Very nice, looks great. Cherry is one of my favorites.:thumbsup:

Did you spray the Shellac?


----------



## Texas Sawduster (Apr 27, 2009)

*Very Nice !!!*

I love corner cabinets. 
They not only make use of mostly dead space in rooms but seem to make the rooms more cozy and in some cases larger than they really are.


----------



## Fred Hargis (Apr 28, 2012)

I sprayed the outside, but padded it on in the interior. Too many nooks/crannies on the outside.


----------



## cabinetman (Jul 5, 2007)

Nice work. All the moulding detail looks good. Did you consider pairing the doors?










 







.


----------



## gideon (May 26, 2010)

beautiful.


----------



## Sorrowful Jones (Nov 28, 2010)

Really nice!!


----------



## mackem (May 20, 2007)

Well done Fred, that's one gorgeous piece
of furniture. :yes:


----------



## Kenbo (Sep 16, 2008)

I've never worked with cherry. I have to say that is one exquisite piece. Very nicely done good sir.


----------



## Martyanderson (May 13, 2012)

That is some fine work! I am planning on building a similar cabinet out of cherry but it won't be a corner cabinet.


----------



## burkhome (Sep 5, 2010)

What is garnet shellac as opposed to orange or white shellac?


----------



## oldmacnut (Dec 27, 2010)

Kenbo said:


> I've never worked with cherry. I have to say that is one exquisite piece. Very nicely done good sir.

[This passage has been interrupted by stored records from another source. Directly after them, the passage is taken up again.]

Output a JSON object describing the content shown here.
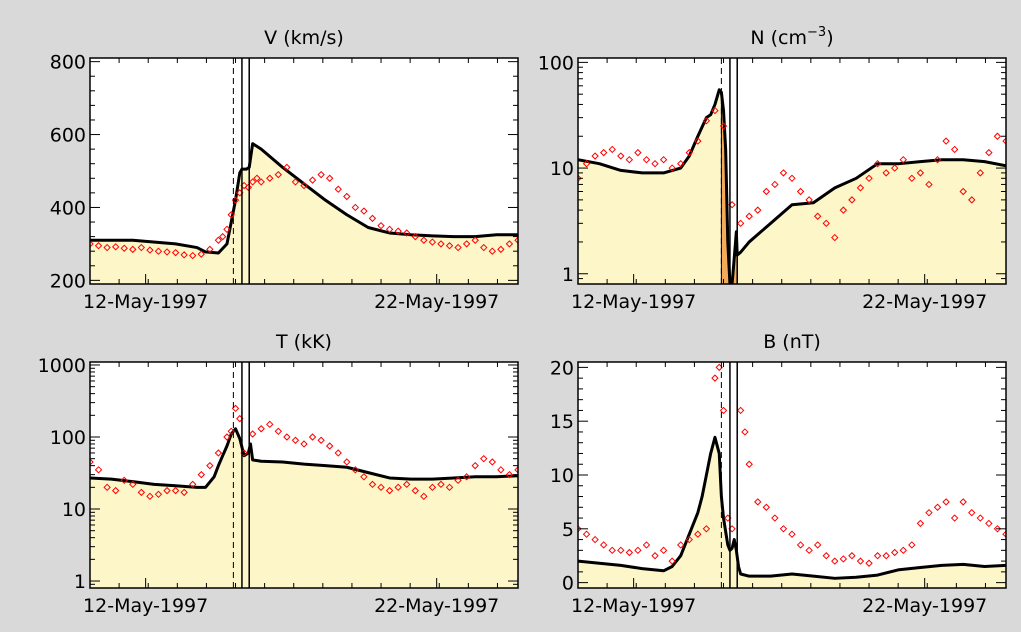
{
  "figure": {
    "background": "#d9d9d9",
    "plot_background": "#ffffff",
    "fill_color": "#fdf6c9",
    "highlight_fill_color": "#f5aa5a",
    "model_line_color": "#000000",
    "observation_color": "#ff0000"
  },
  "chart_data": [
    {
      "type": "line",
      "title": "V (km/s)",
      "y_scale": "linear",
      "ylim": [
        190,
        810
      ],
      "y_ticks": [
        200,
        400,
        600,
        800
      ],
      "y_tick_labels": [
        "200",
        "400",
        "600",
        "800"
      ],
      "x_tick_labels": [
        "12-May-1997",
        "22-May-1997"
      ],
      "xlim": [
        0,
        100
      ],
      "x_tick_positions": [
        13,
        81
      ],
      "markers": {
        "dashed": 33.5,
        "solid": [
          35.5,
          37.2
        ]
      },
      "model": {
        "x": [
          0,
          10,
          20,
          25,
          27,
          30,
          32,
          33,
          34,
          35,
          35.5,
          36.5,
          37.2,
          38,
          40,
          45,
          50,
          55,
          60,
          65,
          70,
          75,
          80,
          85,
          90,
          95,
          100
        ],
        "y": [
          310,
          310,
          300,
          290,
          278,
          275,
          300,
          360,
          420,
          495,
          505,
          505,
          510,
          575,
          560,
          510,
          465,
          420,
          380,
          345,
          330,
          325,
          322,
          320,
          320,
          325,
          325
        ]
      },
      "observed": {
        "x": [
          0,
          2,
          4,
          6,
          8,
          10,
          12,
          14,
          16,
          18,
          20,
          22,
          24,
          26,
          28,
          30,
          31,
          32,
          33,
          34,
          35,
          36,
          37,
          38,
          39,
          40,
          42,
          44,
          46,
          48,
          50,
          52,
          54,
          56,
          58,
          60,
          62,
          64,
          66,
          68,
          70,
          72,
          74,
          76,
          78,
          80,
          82,
          84,
          86,
          88,
          90,
          92,
          94,
          96,
          98,
          100
        ],
        "y": [
          300,
          295,
          290,
          292,
          288,
          285,
          290,
          283,
          280,
          278,
          276,
          270,
          268,
          272,
          285,
          310,
          320,
          340,
          380,
          420,
          440,
          460,
          455,
          470,
          480,
          470,
          480,
          490,
          510,
          470,
          460,
          475,
          490,
          480,
          450,
          430,
          400,
          390,
          370,
          350,
          340,
          335,
          330,
          320,
          310,
          305,
          300,
          295,
          290,
          300,
          310,
          290,
          280,
          285,
          300,
          310
        ]
      }
    },
    {
      "type": "line",
      "title": "N (cm",
      "title_superscript": "−3",
      "title_suffix": ")",
      "y_scale": "log",
      "ylim": [
        0.8,
        110
      ],
      "y_ticks": [
        1,
        10,
        100
      ],
      "y_tick_labels": [
        "1",
        "10",
        "100"
      ],
      "x_tick_labels": [
        "12-May-1997",
        "22-May-1997"
      ],
      "xlim": [
        0,
        100
      ],
      "x_tick_positions": [
        13,
        81
      ],
      "markers": {
        "dashed": 33.5,
        "solid": [
          35.5,
          37.2
        ]
      },
      "model": {
        "x": [
          0,
          5,
          10,
          15,
          20,
          24,
          26,
          28,
          30,
          31,
          32,
          33,
          33.5,
          34,
          34.5,
          35,
          35.5,
          36,
          36.5,
          37,
          37.2,
          38,
          40,
          45,
          50,
          55,
          60,
          65,
          70,
          75,
          80,
          85,
          90,
          95,
          100
        ],
        "y": [
          12,
          11,
          9.5,
          9,
          9,
          10,
          13,
          20,
          30,
          32,
          40,
          55,
          52,
          35,
          15,
          2,
          0.8,
          0.8,
          1.4,
          2.5,
          1.5,
          1.6,
          2,
          3,
          4.5,
          4.7,
          6.5,
          8,
          11,
          11,
          11.5,
          12,
          12,
          11.5,
          10.5
        ]
      },
      "highlight_region": [
        33.5,
        37.2
      ],
      "observed": {
        "x": [
          0,
          2,
          4,
          6,
          8,
          10,
          12,
          14,
          16,
          18,
          20,
          22,
          24,
          26,
          28,
          30,
          32,
          34,
          36,
          38,
          40,
          42,
          44,
          46,
          48,
          50,
          52,
          54,
          56,
          58,
          60,
          62,
          64,
          66,
          68,
          70,
          72,
          74,
          76,
          78,
          80,
          82,
          84,
          86,
          88,
          90,
          92,
          94,
          96,
          98,
          100
        ],
        "y": [
          8,
          11,
          13,
          14,
          15,
          13,
          12,
          14,
          12,
          11,
          12,
          10,
          11,
          14,
          18,
          28,
          35,
          25,
          4.5,
          3,
          3.5,
          4,
          6,
          7,
          9,
          8,
          6,
          5,
          3.5,
          3,
          2.2,
          4,
          5,
          6.5,
          8,
          11,
          9,
          10,
          12,
          8,
          9,
          7,
          12,
          18,
          15,
          6,
          5,
          9,
          14,
          20,
          18
        ]
      }
    },
    {
      "type": "line",
      "title": "T (kK)",
      "y_scale": "log",
      "ylim": [
        0.8,
        1100
      ],
      "y_ticks": [
        1,
        10,
        100,
        1000
      ],
      "y_tick_labels": [
        "1",
        "10",
        "100",
        "1000"
      ],
      "x_tick_labels": [
        "12-May-1997",
        "22-May-1997"
      ],
      "xlim": [
        0,
        100
      ],
      "x_tick_positions": [
        13,
        81
      ],
      "markers": {
        "dashed": 33.5,
        "solid": [
          35.5,
          37.2
        ]
      },
      "model": {
        "x": [
          0,
          5,
          10,
          15,
          20,
          25,
          27,
          29,
          30,
          31,
          32,
          33,
          34,
          35,
          36,
          37,
          37.5,
          38,
          40,
          45,
          50,
          55,
          60,
          65,
          70,
          75,
          80,
          85,
          90,
          95,
          100
        ],
        "y": [
          27,
          26,
          24,
          22,
          21,
          20,
          20,
          28,
          40,
          55,
          75,
          110,
          130,
          95,
          55,
          60,
          80,
          48,
          46,
          45,
          42,
          40,
          38,
          32,
          27,
          26,
          26,
          27,
          28,
          28,
          29
        ]
      },
      "observed": {
        "x": [
          0,
          2,
          4,
          6,
          8,
          10,
          12,
          14,
          16,
          18,
          20,
          22,
          24,
          26,
          28,
          30,
          32,
          33,
          34,
          35,
          36,
          38,
          40,
          42,
          44,
          46,
          48,
          50,
          52,
          54,
          56,
          58,
          60,
          62,
          64,
          66,
          68,
          70,
          72,
          74,
          76,
          78,
          80,
          82,
          84,
          86,
          88,
          90,
          92,
          94,
          96,
          98,
          100
        ],
        "y": [
          45,
          35,
          20,
          18,
          25,
          22,
          17,
          15,
          16,
          18,
          18,
          17,
          22,
          30,
          40,
          60,
          100,
          120,
          250,
          180,
          60,
          110,
          130,
          150,
          120,
          100,
          90,
          80,
          100,
          90,
          75,
          60,
          45,
          35,
          28,
          22,
          20,
          18,
          20,
          22,
          18,
          15,
          20,
          22,
          20,
          25,
          28,
          40,
          50,
          45,
          35,
          30,
          35
        ]
      }
    },
    {
      "type": "line",
      "title": "B (nT)",
      "y_scale": "linear",
      "ylim": [
        -0.5,
        20.5
      ],
      "y_ticks": [
        0,
        5,
        10,
        15,
        20
      ],
      "y_tick_labels": [
        "0",
        "5",
        "10",
        "15",
        "20"
      ],
      "x_tick_labels": [
        "12-May-1997",
        "22-May-1997"
      ],
      "xlim": [
        0,
        100
      ],
      "x_tick_positions": [
        13,
        81
      ],
      "markers": {
        "dashed": 33.5,
        "solid": [
          35.5,
          37.2
        ]
      },
      "model": {
        "x": [
          0,
          5,
          10,
          15,
          20,
          22,
          24,
          26,
          28,
          29,
          30,
          31,
          32,
          33,
          33.5,
          34,
          35,
          35.5,
          36,
          36.5,
          37,
          37.5,
          38,
          40,
          45,
          50,
          55,
          60,
          65,
          70,
          75,
          80,
          85,
          90,
          95,
          100
        ],
        "y": [
          2,
          1.8,
          1.6,
          1.3,
          1.1,
          1.5,
          2.5,
          4.5,
          6.5,
          8,
          10,
          12,
          13.5,
          12,
          8,
          6,
          3.5,
          3,
          3.2,
          4,
          3,
          1.5,
          0.8,
          0.6,
          0.6,
          0.8,
          0.6,
          0.4,
          0.5,
          0.7,
          1.2,
          1.4,
          1.6,
          1.7,
          1.5,
          1.6
        ]
      },
      "observed": {
        "x": [
          0,
          2,
          4,
          6,
          8,
          10,
          12,
          14,
          16,
          18,
          20,
          22,
          24,
          26,
          28,
          30,
          32,
          33,
          34,
          35,
          36,
          37,
          38,
          39,
          40,
          42,
          44,
          46,
          48,
          50,
          52,
          54,
          56,
          58,
          60,
          62,
          64,
          66,
          68,
          70,
          72,
          74,
          76,
          78,
          80,
          82,
          84,
          86,
          88,
          90,
          92,
          94,
          96,
          98,
          100
        ],
        "y": [
          5,
          4.5,
          4,
          3.5,
          3,
          3,
          2.8,
          3,
          3.5,
          2.5,
          3,
          2,
          3.5,
          4,
          4.5,
          5,
          19,
          20,
          16,
          6,
          5,
          21,
          16,
          14,
          11,
          7.5,
          7,
          6,
          5,
          4.5,
          3.5,
          3,
          3.5,
          2.5,
          2,
          2.2,
          2.5,
          2,
          1.8,
          2.5,
          2.5,
          2.8,
          3,
          3.5,
          5.5,
          6.5,
          7,
          7.5,
          6,
          7.5,
          6.5,
          6,
          5.5,
          5,
          4.5
        ]
      }
    }
  ]
}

Its not bad, some people say its like working with walnut, the cherry i get locally seems harder than the walnut from the same place. Cherry, walnut, maple are the 3 primary woods I use, id do everything from cherry, if it wasnt for the price.


----------



## toocool (May 16, 2012)

That looks fantastic! That really is very well done and very professional.


----------



## Fred Hargis (Apr 28, 2012)

burkhome said:


> What is garnet shellac as opposed to orange or white shellac?


I mix mine from flakes, and if you see them side by side it's quite obvious...the garnet is a deep red, and the orange is actually orange. I've never heard of white shellac though I do have some called platinum that is quite clear. I _think _the colors come from different levels of processing of the stick-lac (someone correct me on that if needed). The garnet comes out different on other woods, in the pic is a table top made of bubinga and maple, you can see the maple is really gold, even though it was garnet shellac I used....this was my first attempt to french polish something.

Edit in: it just occurred to me that you may be referring to Zinnser BIN as white shellac....that is a pigmented version used as primer.


----------